Seborrheic dermatitis is an inflammation of the upper layers of the skin, characterized by red, itchy skin that gives off scales. Seborrheic dermatitis can be an inherited condition. It is often aggravated by hormonal changes and cold weather conditions. Dermatitis means inflammation of the skin, and seborrheic means that it affects areas where there are sebaceous glands.
Seborrheic dermatitis of the melolabial fold characterized by pink erythema and fine scaling in a 68-year-old Caucasian male. If initial treatments don’t relieve your symptoms, your healthcare provider may refer you to a doctor who specializes in skin conditions (a dermatologist). The adult form of seborrheic dermatitis affects up to about five percent of the general population. However, in adults, seborrheic dermatitis usually follows a pattern of inflammation and clearance that can last for years.

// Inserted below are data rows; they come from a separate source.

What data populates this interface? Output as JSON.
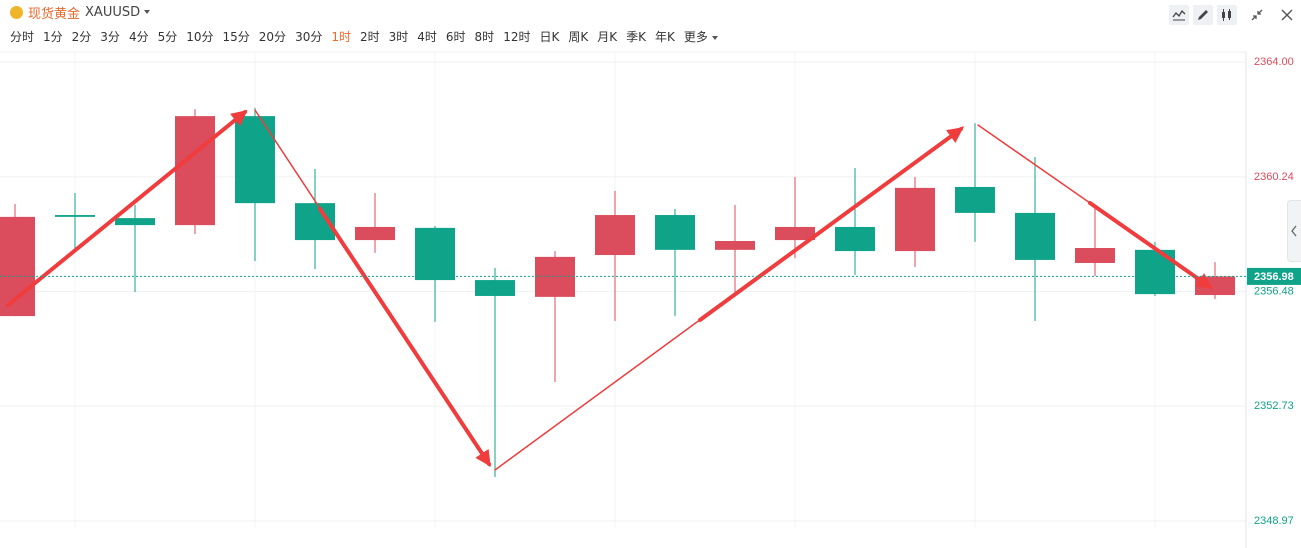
{
  "header": {
    "name": "现货黄金",
    "symbol": "XAUUSD"
  },
  "timeframes": [
    "分时",
    "1分",
    "2分",
    "3分",
    "4分",
    "5分",
    "10分",
    "15分",
    "20分",
    "30分",
    "1时",
    "2时",
    "3时",
    "4时",
    "6时",
    "8时",
    "12时",
    "日K",
    "周K",
    "月K",
    "季K",
    "年K",
    "更多"
  ],
  "active_timeframe": "1时",
  "chart_data": {
    "type": "candlestick",
    "open": [
      2355.68,
      2358.99,
      2358.89,
      2358.66,
      2362.23,
      2359.38,
      2358.17,
      2358.57,
      2356.86,
      2356.31,
      2357.68,
      2358.99,
      2357.85,
      2358.17,
      2358.6,
      2357.81,
      2359.91,
      2359.06,
      2357.42,
      2357.85,
      2356.37
    ],
    "high": [
      2359.35,
      2359.71,
      2359.32,
      2362.46,
      2362.5,
      2360.5,
      2359.71,
      2358.63,
      2357.26,
      2357.81,
      2359.78,
      2359.19,
      2359.32,
      2360.24,
      2360.53,
      2360.24,
      2362.0,
      2360.89,
      2359.22,
      2358.11,
      2357.45
    ],
    "low": [
      2355.68,
      2357.85,
      2356.47,
      2358.37,
      2357.48,
      2357.22,
      2357.75,
      2355.49,
      2350.41,
      2353.52,
      2355.52,
      2355.68,
      2356.44,
      2357.58,
      2357.03,
      2357.29,
      2358.11,
      2355.52,
      2356.99,
      2356.34,
      2356.24
    ],
    "close": [
      2358.93,
      2358.93,
      2358.66,
      2362.23,
      2359.38,
      2358.17,
      2358.6,
      2356.86,
      2356.34,
      2357.62,
      2358.99,
      2357.85,
      2358.14,
      2358.6,
      2357.81,
      2359.88,
      2359.06,
      2357.52,
      2357.91,
      2356.4,
      2356.98
    ],
    "up_color": "#db4c5c",
    "down_color": "#0fa38a",
    "ylim": [
      2348.74,
      2364.33
    ],
    "yticks": [
      {
        "value": 2364,
        "label": "2364.00"
      },
      2360.24,
      2356.48,
      2352.73,
      2348.97
    ],
    "current_price": 2356.98,
    "grid": true
  }
}
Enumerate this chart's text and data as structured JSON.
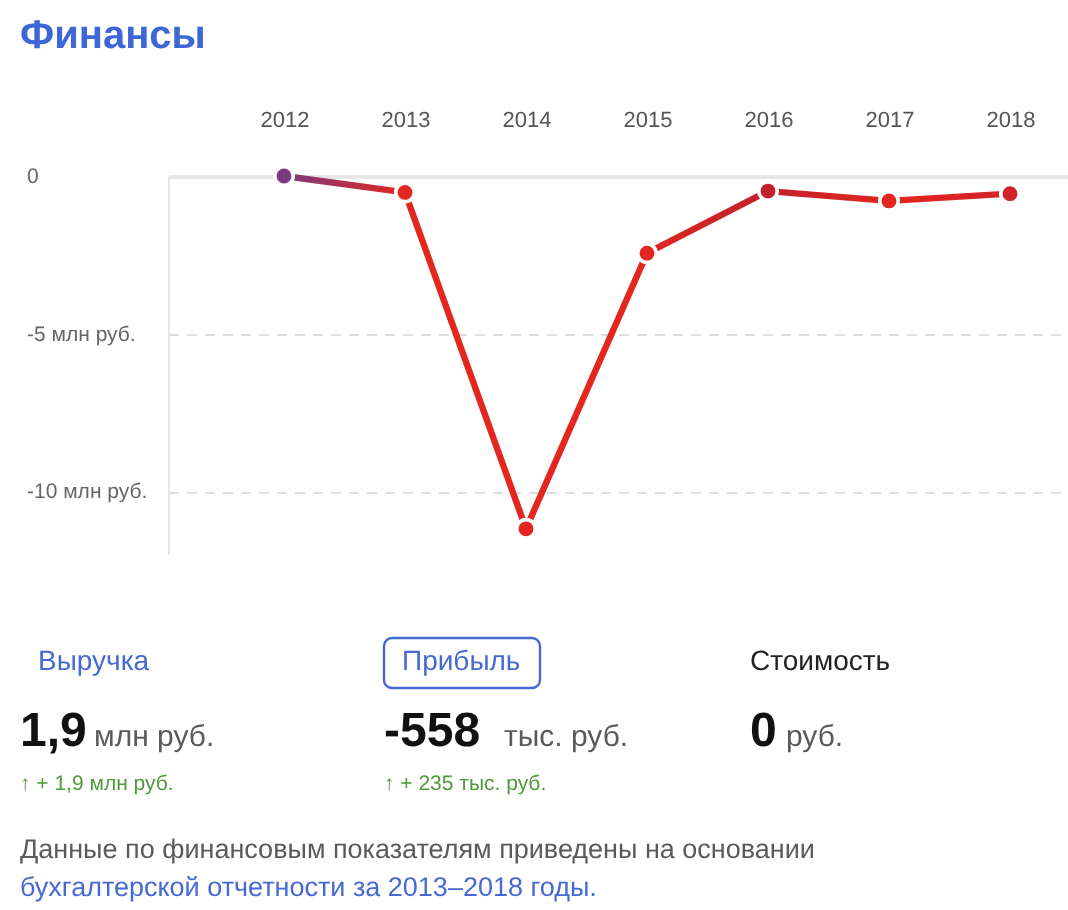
{
  "chart_data": {
    "type": "line",
    "title": "Финансы",
    "categories": [
      "2012",
      "2013",
      "2014",
      "2015",
      "2016",
      "2017",
      "2018"
    ],
    "series": [
      {
        "colors": [
          "#7b3b7e",
          "#e3261f",
          "#e3261f",
          "#e3261f",
          "#c0212b",
          "#e3261f",
          "#d3222b"
        ],
        "values": [
          0,
          -0.52,
          -11.2,
          -2.45,
          -0.48,
          -0.79,
          -0.56
        ]
      }
    ],
    "ylim": [
      -12,
      0
    ],
    "yticks": [
      0,
      {
        "value": -5,
        "label": "-5 млн руб."
      },
      {
        "value": -10,
        "label": "-10 млн руб."
      }
    ],
    "grid": "y",
    "marker": "circle",
    "annotations": [
      "Выручка",
      "Прибыль",
      "Стоимость",
      "1,9",
      "млн руб.",
      "-558",
      "тыс. руб.",
      "0",
      "руб.",
      "↑ + 1,9 млн руб.",
      "↑ + 235 тыс. руб.",
      "Данные по финансовым показателям приведены на основании",
      "бухгалтерской отчетности за 2013–2018 годы."
    ]
  }
}
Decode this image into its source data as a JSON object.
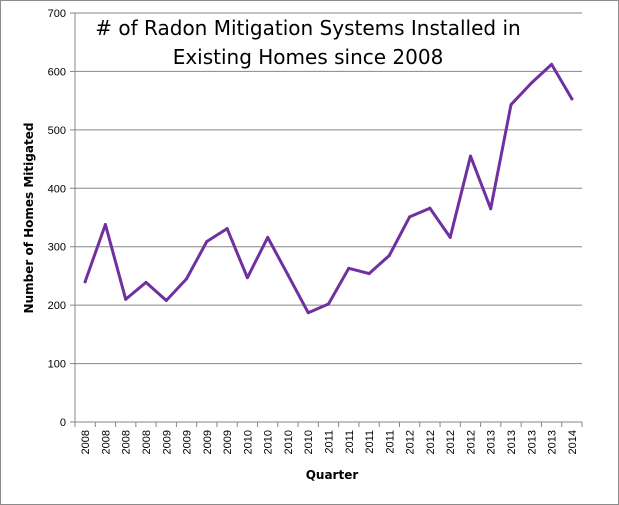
{
  "chart_data": {
    "type": "line",
    "title_lines": [
      "# of Radon Mitigation Systems Installed in",
      "Existing Homes since 2008"
    ],
    "xlabel": "Quarter",
    "ylabel": "Number of Homes Mitigated",
    "categories": [
      "2008",
      "2008",
      "2008",
      "2008",
      "2009",
      "2009",
      "2009",
      "2009",
      "2010",
      "2010",
      "2010",
      "2010",
      "2011",
      "2011",
      "2011",
      "2011",
      "2012",
      "2012",
      "2012",
      "2012",
      "2013",
      "2013",
      "2013",
      "2013",
      "2014"
    ],
    "series": [
      {
        "values": [
          240,
          338,
          210,
          239,
          208,
          245,
          309,
          331,
          247,
          316,
          252,
          187,
          202,
          263,
          254,
          285,
          351,
          366,
          316,
          455,
          365,
          543,
          580,
          612,
          553
        ],
        "color": "#7030a0"
      }
    ],
    "ylim": [
      0,
      700
    ],
    "yticks": [
      0,
      100,
      200,
      300,
      400,
      500,
      600,
      700
    ],
    "grid": true,
    "legend": "none"
  }
}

An inflammatory reaction to excess Malassezia yeast, an organism that normally lives on the surface of the skin, is the likely cause of seborrheic dermatitis. Seborrheic dermatitis (DS) is a chronic inflammatory skin disorder characterized in immunocompetent adult patients by periods of exacerbation and remission. dandruff (also called “pityriasis capitis”) is a non-inflamed form of seborrheic dermatitis on the scalp. In adults and adolescents, treatment cannot cure seborrheic dermatitis, but it can remove flakes, reduce itching, and prevent infection.
However, rosaceiform dermatitis and demodicidosis similar to rosacea have been reported with its use, including for facial SD. If initial treatments don’t relieve your symptoms, your healthcare provider may recommend medicinal creams or refer you to a doctor who specializes in skin conditions (a dermatologist). In addition to the scalp, seborrheic dermatitis can occur on the sides of the nose, in and between the eyebrows, and in other oil-rich areas. Children of color often do not experience the classic cradle cap appearance of seborrheic dermatitis, but have erythema, peeling and hypopigmentation of affected areas and skin folds.